Asthma is a common respiratory disorder characterized by recurrent episodes of coughing, breathlessness and wheezing. It is well established that a strong correlation exists between the presence of eosinophils and the presence of Th2 cells in the asthmatic airways and that classical Th2 cell-derived cytokines, namely interleukin (IL)-4, IL-5, IL-9 and IL-13, play critical roles in orchestrating and amplifying allergic inflammation in asthma. However, accumulating evidence suggests that the regulation of allergic inflammation is more complex. This review will explore our current understanding of the role of individual cytokines in the pathogenesis of asthma with a particular focus on nonclassical cytokines in the mechanism underlying allergic airway inflammation.

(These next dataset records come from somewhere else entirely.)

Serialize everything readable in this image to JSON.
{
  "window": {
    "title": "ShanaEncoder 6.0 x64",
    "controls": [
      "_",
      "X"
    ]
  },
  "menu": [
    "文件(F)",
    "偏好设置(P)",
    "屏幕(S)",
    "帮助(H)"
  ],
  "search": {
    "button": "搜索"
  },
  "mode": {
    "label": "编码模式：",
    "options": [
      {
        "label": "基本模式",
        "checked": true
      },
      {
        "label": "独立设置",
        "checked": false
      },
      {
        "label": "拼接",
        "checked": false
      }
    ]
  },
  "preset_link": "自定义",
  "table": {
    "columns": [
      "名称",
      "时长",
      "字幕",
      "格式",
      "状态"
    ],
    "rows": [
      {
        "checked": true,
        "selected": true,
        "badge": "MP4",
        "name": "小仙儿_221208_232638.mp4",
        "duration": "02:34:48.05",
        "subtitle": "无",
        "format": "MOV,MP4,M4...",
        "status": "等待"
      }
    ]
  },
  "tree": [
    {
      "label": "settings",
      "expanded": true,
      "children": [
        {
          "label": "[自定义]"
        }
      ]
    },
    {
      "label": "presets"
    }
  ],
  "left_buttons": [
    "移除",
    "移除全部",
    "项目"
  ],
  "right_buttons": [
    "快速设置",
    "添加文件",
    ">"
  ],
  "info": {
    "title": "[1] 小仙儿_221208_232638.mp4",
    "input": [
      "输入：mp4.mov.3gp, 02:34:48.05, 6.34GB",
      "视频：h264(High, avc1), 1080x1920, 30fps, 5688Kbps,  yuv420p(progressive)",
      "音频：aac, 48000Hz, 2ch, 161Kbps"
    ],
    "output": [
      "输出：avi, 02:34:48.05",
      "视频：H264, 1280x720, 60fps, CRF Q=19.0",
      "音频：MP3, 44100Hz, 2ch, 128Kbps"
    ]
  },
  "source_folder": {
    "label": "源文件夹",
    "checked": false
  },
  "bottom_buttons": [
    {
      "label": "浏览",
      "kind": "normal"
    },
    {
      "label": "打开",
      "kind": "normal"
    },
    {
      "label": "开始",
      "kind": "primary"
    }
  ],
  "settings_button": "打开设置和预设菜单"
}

Allergic diseases including asthma are characterized by inflammation with pronounced infiltration of eosinophils [1,2,3]. An essential biological activity of IL-4 in the development of allergic inflammation is to drive the differentiation of naive Th0 cells into Th2 cells, which secrete IL-4, IL-5, IL-9 and IL-13 but not interferon (IFN)-γ [4, 5]. Studies using IL-4-deficient mice clearly showed that IL-4 was required for the development of allergic inflammation, as antigen-induced allergic inflammation was significantly decreased in IL-4-deficient mice as compared with wild-type mice . Coyle et al.  also demonstrated that the administration of neutralizing anti-IL-4 antibody prior to antigen immunization prevented the development of antigen-induced airway inflammation, whereas the administration of the same antibody after immunization but prior to antigen inhalation was not effective for preventing antigen-induced airway inflammation. These studies suggest that while IL-4 is essential for the initial differentiation and/or expansion of antigen-specific Th2 cells, IL-4 may not be essential for the induction of allergic airway inflammation at an effector phase. On the other hand, some studies have indicated the importance of IL-4 in promoting allergic inflammation at an effector phase by inducing the recruitment of Th2 cells in part via vascular cell adhesion molecule-1/very late antigen-4-dependent mechanisms [8, 9]. In addition, a clinical trial of soluble IL-4 receptor (IL-4R) that neutralizes IL-4 function showed the therapeutic benefit in moderately severe asthma . Therefore, IL-4 could play a role in the induction of allergic inflammation in a sensitized individual, but the relative importance of IL-4 depends on the state of sensitization and/or genetic background.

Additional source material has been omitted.